Haciendo caso de Jenofonte, casi todo el arte griego antiguo en el que se representaron jinetes, estos van sobre el dorso desnudo del corcel. No obstante, en algunos raros casos es posible observar caballos con mantillas, pecheras y gamarras.

Edad Media

Durante la Edad Media europea, aparecieron aquellas sillas de montar cuyo diseño permitía que el jinete pudiera recargarse en el borrén trasero, ya que tenía que encontrar ahí un consistente apoyo para no irse de bruces sobre el cuello del caballo debido a su pesada armadura. Esta situación también servía para resistir los fuertes choques al confrontar a la caballería enemiga.

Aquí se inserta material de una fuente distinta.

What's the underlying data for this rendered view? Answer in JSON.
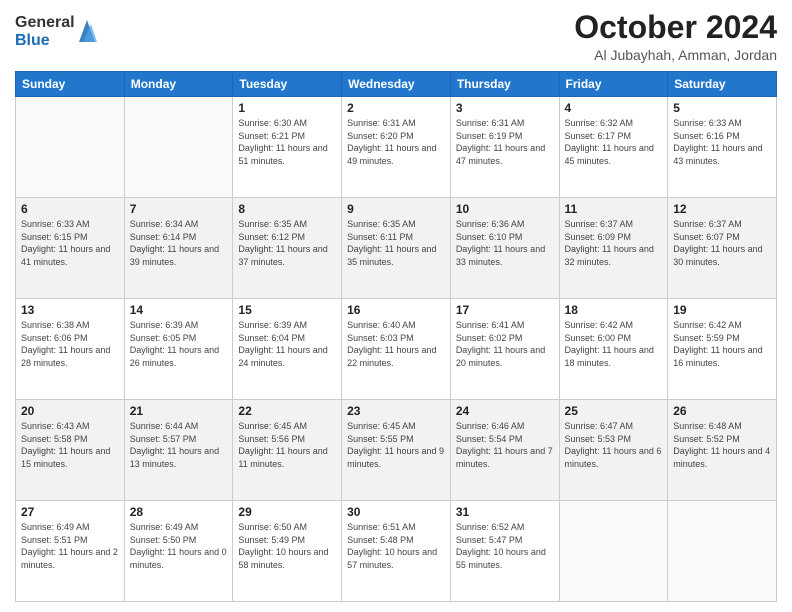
{
  "logo": {
    "general": "General",
    "blue": "Blue"
  },
  "header": {
    "title": "October 2024",
    "subtitle": "Al Jubayhah, Amman, Jordan"
  },
  "weekdays": [
    "Sunday",
    "Monday",
    "Tuesday",
    "Wednesday",
    "Thursday",
    "Friday",
    "Saturday"
  ],
  "weeks": [
    [
      {
        "day": "",
        "info": ""
      },
      {
        "day": "",
        "info": ""
      },
      {
        "day": "1",
        "info": "Sunrise: 6:30 AM\nSunset: 6:21 PM\nDaylight: 11 hours and 51 minutes."
      },
      {
        "day": "2",
        "info": "Sunrise: 6:31 AM\nSunset: 6:20 PM\nDaylight: 11 hours and 49 minutes."
      },
      {
        "day": "3",
        "info": "Sunrise: 6:31 AM\nSunset: 6:19 PM\nDaylight: 11 hours and 47 minutes."
      },
      {
        "day": "4",
        "info": "Sunrise: 6:32 AM\nSunset: 6:17 PM\nDaylight: 11 hours and 45 minutes."
      },
      {
        "day": "5",
        "info": "Sunrise: 6:33 AM\nSunset: 6:16 PM\nDaylight: 11 hours and 43 minutes."
      }
    ],
    [
      {
        "day": "6",
        "info": "Sunrise: 6:33 AM\nSunset: 6:15 PM\nDaylight: 11 hours and 41 minutes."
      },
      {
        "day": "7",
        "info": "Sunrise: 6:34 AM\nSunset: 6:14 PM\nDaylight: 11 hours and 39 minutes."
      },
      {
        "day": "8",
        "info": "Sunrise: 6:35 AM\nSunset: 6:12 PM\nDaylight: 11 hours and 37 minutes."
      },
      {
        "day": "9",
        "info": "Sunrise: 6:35 AM\nSunset: 6:11 PM\nDaylight: 11 hours and 35 minutes."
      },
      {
        "day": "10",
        "info": "Sunrise: 6:36 AM\nSunset: 6:10 PM\nDaylight: 11 hours and 33 minutes."
      },
      {
        "day": "11",
        "info": "Sunrise: 6:37 AM\nSunset: 6:09 PM\nDaylight: 11 hours and 32 minutes."
      },
      {
        "day": "12",
        "info": "Sunrise: 6:37 AM\nSunset: 6:07 PM\nDaylight: 11 hours and 30 minutes."
      }
    ],
    [
      {
        "day": "13",
        "info": "Sunrise: 6:38 AM\nSunset: 6:06 PM\nDaylight: 11 hours and 28 minutes."
      },
      {
        "day": "14",
        "info": "Sunrise: 6:39 AM\nSunset: 6:05 PM\nDaylight: 11 hours and 26 minutes."
      },
      {
        "day": "15",
        "info": "Sunrise: 6:39 AM\nSunset: 6:04 PM\nDaylight: 11 hours and 24 minutes."
      },
      {
        "day": "16",
        "info": "Sunrise: 6:40 AM\nSunset: 6:03 PM\nDaylight: 11 hours and 22 minutes."
      },
      {
        "day": "17",
        "info": "Sunrise: 6:41 AM\nSunset: 6:02 PM\nDaylight: 11 hours and 20 minutes."
      },
      {
        "day": "18",
        "info": "Sunrise: 6:42 AM\nSunset: 6:00 PM\nDaylight: 11 hours and 18 minutes."
      },
      {
        "day": "19",
        "info": "Sunrise: 6:42 AM\nSunset: 5:59 PM\nDaylight: 11 hours and 16 minutes."
      }
    ],
    [
      {
        "day": "20",
        "info": "Sunrise: 6:43 AM\nSunset: 5:58 PM\nDaylight: 11 hours and 15 minutes."
      },
      {
        "day": "21",
        "info": "Sunrise: 6:44 AM\nSunset: 5:57 PM\nDaylight: 11 hours and 13 minutes."
      },
      {
        "day": "22",
        "info": "Sunrise: 6:45 AM\nSunset: 5:56 PM\nDaylight: 11 hours and 11 minutes."
      },
      {
        "day": "23",
        "info": "Sunrise: 6:45 AM\nSunset: 5:55 PM\nDaylight: 11 hours and 9 minutes."
      },
      {
        "day": "24",
        "info": "Sunrise: 6:46 AM\nSunset: 5:54 PM\nDaylight: 11 hours and 7 minutes."
      },
      {
        "day": "25",
        "info": "Sunrise: 6:47 AM\nSunset: 5:53 PM\nDaylight: 11 hours and 6 minutes."
      },
      {
        "day": "26",
        "info": "Sunrise: 6:48 AM\nSunset: 5:52 PM\nDaylight: 11 hours and 4 minutes."
      }
    ],
    [
      {
        "day": "27",
        "info": "Sunrise: 6:49 AM\nSunset: 5:51 PM\nDaylight: 11 hours and 2 minutes."
      },
      {
        "day": "28",
        "info": "Sunrise: 6:49 AM\nSunset: 5:50 PM\nDaylight: 11 hours and 0 minutes."
      },
      {
        "day": "29",
        "info": "Sunrise: 6:50 AM\nSunset: 5:49 PM\nDaylight: 10 hours and 58 minutes."
      },
      {
        "day": "30",
        "info": "Sunrise: 6:51 AM\nSunset: 5:48 PM\nDaylight: 10 hours and 57 minutes."
      },
      {
        "day": "31",
        "info": "Sunrise: 6:52 AM\nSunset: 5:47 PM\nDaylight: 10 hours and 55 minutes."
      },
      {
        "day": "",
        "info": ""
      },
      {
        "day": "",
        "info": ""
      }
    ]
  ]
}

A través del Medioevo y durante el Renacimiento, en Europa se siguieron utilizando este tipo de sillas. Por supuesto, fueron modificadas y surgieron variantes muy particulares en cada región o país. Hoy en día, todavía se utilizan con distintos propósitos y en diferentes situaciones, por ejemplo, en la Escuela Española de Equitación de Viena.

Sin embargo, en el s. XIX se observó que estas monturas que hasta ese momento habían sido tan útiles para diferentes cometidos, ya no lo eran tanto para otras actividades como podría ser la disciplina de Salto, por ejemplo. Entonces se buscaron diseños en los que el jinete se pudiera apoyar en un centro de gravedad ubicado hacia adelante del animal.

Se dice que el italiano Federico Caprilli (1868-1908) revolucionó el concepto de las sillas de montar, basado en su experiencia en la caballería militar, siendo quien perfeccionó esas monturas “adelantadas”. No obstante, se sabe que los árabes y los mongoles habían desarrollado unas con este concepto desde el s. XI. En la actualidad se utiliza una enorme variedad de acuerdo con el objetivo que se persigue y todas ellas toman lo mejor de ambas corrientes para hacerlas más eficientes y cómodas.